El cambio vino de casualidad. Había pedido carretes por internet, pero inútil de mí, me equivoqué. En vez del típico paquete de negativos de 35 milímetros en blanco y negro, llegó uno con diez carretes de medio formato en color. Ni siquiera tenía una cámara de fotos para ellos. ¿Qué hacer? Comprar una de segunda mano a un tipo británico. Más peso para las alforjas. Menos espacio para ropa.

Dudas.

¿Me saldrían las fotos con esta cámara? ¿Enfocaría bien? ¿Sabría poner el carrete? El cosquilleo del inicio. En el fondo, las dudas son un buen síntoma: es señal de que no te estás acomodando.

Aquel viaje -julio del 2016- salí con la bici desde Cadaqués, subí por la costa catalana hasta pasar la frontera y me quedé en Argelès -sur- Mer, la ciudad europea con más campings por metro cuadrado. No saqué la cámara en todo el día.
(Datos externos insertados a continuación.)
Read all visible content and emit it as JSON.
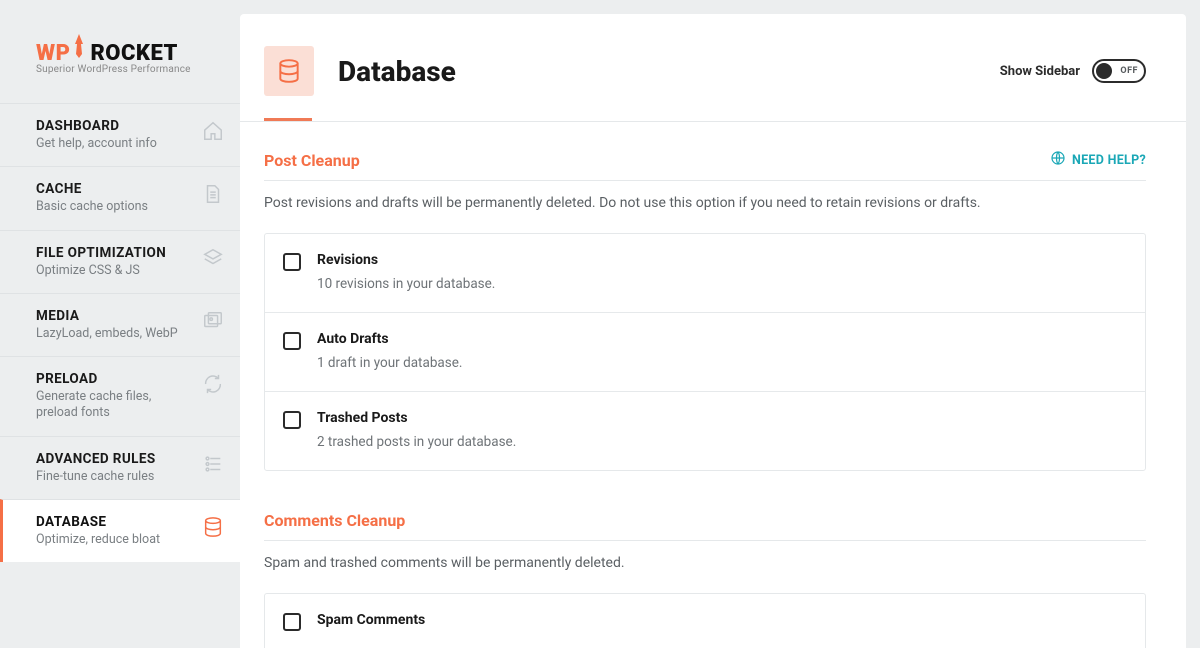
{
  "brand": {
    "wp": "WP",
    "rocket": "ROCKET",
    "tagline": "Superior WordPress Performance"
  },
  "sidebar": {
    "items": [
      {
        "title": "DASHBOARD",
        "sub": "Get help, account info",
        "icon": "home-icon"
      },
      {
        "title": "CACHE",
        "sub": "Basic cache options",
        "icon": "file-icon"
      },
      {
        "title": "FILE OPTIMIZATION",
        "sub": "Optimize CSS & JS",
        "icon": "layers-icon"
      },
      {
        "title": "MEDIA",
        "sub": "LazyLoad, embeds, WebP",
        "icon": "images-icon"
      },
      {
        "title": "PRELOAD",
        "sub": "Generate cache files, preload fonts",
        "icon": "refresh-icon"
      },
      {
        "title": "ADVANCED RULES",
        "sub": "Fine-tune cache rules",
        "icon": "sliders-icon"
      },
      {
        "title": "DATABASE",
        "sub": "Optimize, reduce bloat",
        "icon": "database-icon"
      }
    ]
  },
  "header": {
    "title": "Database",
    "show_sidebar_label": "Show Sidebar",
    "toggle_state": "OFF"
  },
  "need_help": "NEED HELP?",
  "sections": {
    "post_cleanup": {
      "title": "Post Cleanup",
      "desc": "Post revisions and drafts will be permanently deleted. Do not use this option if you need to retain revisions or drafts.",
      "options": [
        {
          "title": "Revisions",
          "sub": "10 revisions in your database."
        },
        {
          "title": "Auto Drafts",
          "sub": "1 draft in your database."
        },
        {
          "title": "Trashed Posts",
          "sub": "2 trashed posts in your database."
        }
      ]
    },
    "comments_cleanup": {
      "title": "Comments Cleanup",
      "desc": "Spam and trashed comments will be permanently deleted.",
      "options": [
        {
          "title": "Spam Comments",
          "sub": ""
        }
      ]
    }
  }
}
No hubo ningún encuentro, quizá porque no los provoqué.

Amaneció nublado.

Marcoux y Marione no se quedaban más de dos noches en el mismo camping. Lo supe después de que me dejaran su mesa para apoyar las tazas de mi desayuno. Pensé que era motivo suficiente para estrenar la cámara. La gente suele estar más nerviosa que yo ante el objetivo. Aquella mañana fue al revés. Los carretes de medio formato solo tienen doce fotos. Tenía que pensar muy bien qué iba a retratar. El viaje duraría dos semanas y temía quedarme sin negativos. Aun así, repetí aquella foto.

Me solté.

Luego llegó Patrice, que viajaba solo y me dejó su silla cuando me vio leyendo sentado en el suelo. Después me encontré con Andrew y Jena, una pareja inglesa que se movía como yo, bicis y alforjas. Y finalmente con Marie Edmonde, que a sus 87 años seguía yendo todas las mañanas al mercado de Catllar, acompañada por su viejo perro. Le mandé su retrato por carta. Dos meses después me llegó otro paquete a casa. No eran carretes equivocados, sino una postal de su pueblo.